Sheriff Bohnyak noted that two of his officers recently spent 24 hours at Gifford’s emergency room, dealing with an uncooperative, and sometimes violent and foul- mouthed patient, while authorities searched for a secure bed for him.
The discussion ranged widely during Monday’s breakfast session and included the following:
• French noted that the House redistricting plan calls for a fifth town, Roxbury, to be added to the district (Braintree, Brookfield, Granville, and Randolph) that she and Rep. Townsend represent.
• School board member Mike VanDyke asked if Vermont might shift to a secretary of education, appointed by the governor, as opposed to a commissioner who reports to the State Board of Education. French said she favored leaving the system as it is. The change, she said, might “politicize” educational policy and lead to frequent turnover in the education secretary’s seat.

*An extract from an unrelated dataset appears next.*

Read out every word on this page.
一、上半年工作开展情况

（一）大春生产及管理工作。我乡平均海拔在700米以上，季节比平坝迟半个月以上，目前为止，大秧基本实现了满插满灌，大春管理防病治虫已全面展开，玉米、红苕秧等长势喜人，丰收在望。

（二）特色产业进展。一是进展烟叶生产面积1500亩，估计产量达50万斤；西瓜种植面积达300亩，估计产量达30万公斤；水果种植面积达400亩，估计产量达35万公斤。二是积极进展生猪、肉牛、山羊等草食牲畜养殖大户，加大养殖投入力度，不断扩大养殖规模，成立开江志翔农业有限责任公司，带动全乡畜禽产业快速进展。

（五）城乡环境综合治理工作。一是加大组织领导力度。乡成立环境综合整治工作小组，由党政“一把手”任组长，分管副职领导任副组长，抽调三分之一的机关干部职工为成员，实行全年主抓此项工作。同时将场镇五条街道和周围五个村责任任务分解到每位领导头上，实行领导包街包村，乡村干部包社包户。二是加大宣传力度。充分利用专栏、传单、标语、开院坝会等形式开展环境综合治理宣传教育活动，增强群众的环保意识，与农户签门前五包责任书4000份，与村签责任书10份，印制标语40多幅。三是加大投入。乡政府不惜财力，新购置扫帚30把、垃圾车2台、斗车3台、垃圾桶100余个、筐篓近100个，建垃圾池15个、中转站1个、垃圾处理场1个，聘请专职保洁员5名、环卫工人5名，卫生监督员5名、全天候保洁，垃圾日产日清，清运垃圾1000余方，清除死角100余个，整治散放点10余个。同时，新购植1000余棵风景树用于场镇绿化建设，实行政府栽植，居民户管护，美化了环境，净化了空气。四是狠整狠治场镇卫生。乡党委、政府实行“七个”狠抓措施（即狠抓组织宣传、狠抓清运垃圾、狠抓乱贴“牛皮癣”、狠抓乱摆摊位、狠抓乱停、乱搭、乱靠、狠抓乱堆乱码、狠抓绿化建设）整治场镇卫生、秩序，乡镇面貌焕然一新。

• Gifford President Joe Woodin asked whether the legislature might take up, as have other states, legislation limiting punitive damages awarded in medical malpractice lawsuits. It could be, he said, “another small step” in controlling health care costs.
Those increased costs, according to Woodin, come in part because litigation tends to change doctor behavior. The nation-wide increase in Caesarian-section births, which cost more than natural births, is commonly cited as a result of lawsuits related to difficult vaginal births.
French said she would not be adverse to have such a limit included in a health care reform bill.
Floodplain Regs
Paul Rea asked about new floodplain regulations, in the wake of Tropical Storm Irene, which he said caused $488,000 damage at his Abel Mountain Campground in Braintree. He has had to borrow money to make the repairs, and the prospect of more restrictions—and additional costs—is worrisome, Rea added.
Peter Gregory, executive director of Two Rivers-Ottauquechee Regional Commission, responded, as he has been working with state officials on drafting flood-related legislation.
Gregory predicted that the emphasis will be on education and voluntary measures, and not “increasing mandatory regulations.” On the other hand, he emphasized that some things must change, over time, to address public safety hazards and the expense to taxpayers, when properties in flood-prone areas are destroyed and rebuilt, sometime repeatedly.
There will likely be legislation promoting training for zoning boards and zoning administrators who “are not up on floodplain regulations,” Gregory said. Another good step, he said, would be requiring the 30 or so towns in the state that don’t have any flood-hazard regulations to adopt some.
Although there was initially talk about banning development in specified river corridors, Gregory said, the emphasis is shifting to “educating communities on how rivers move” and buying floodplain easements that could absorb floodwaters upstream of developed areas.
The next legislative breakfast will be March 12, at the Park House in Rochester.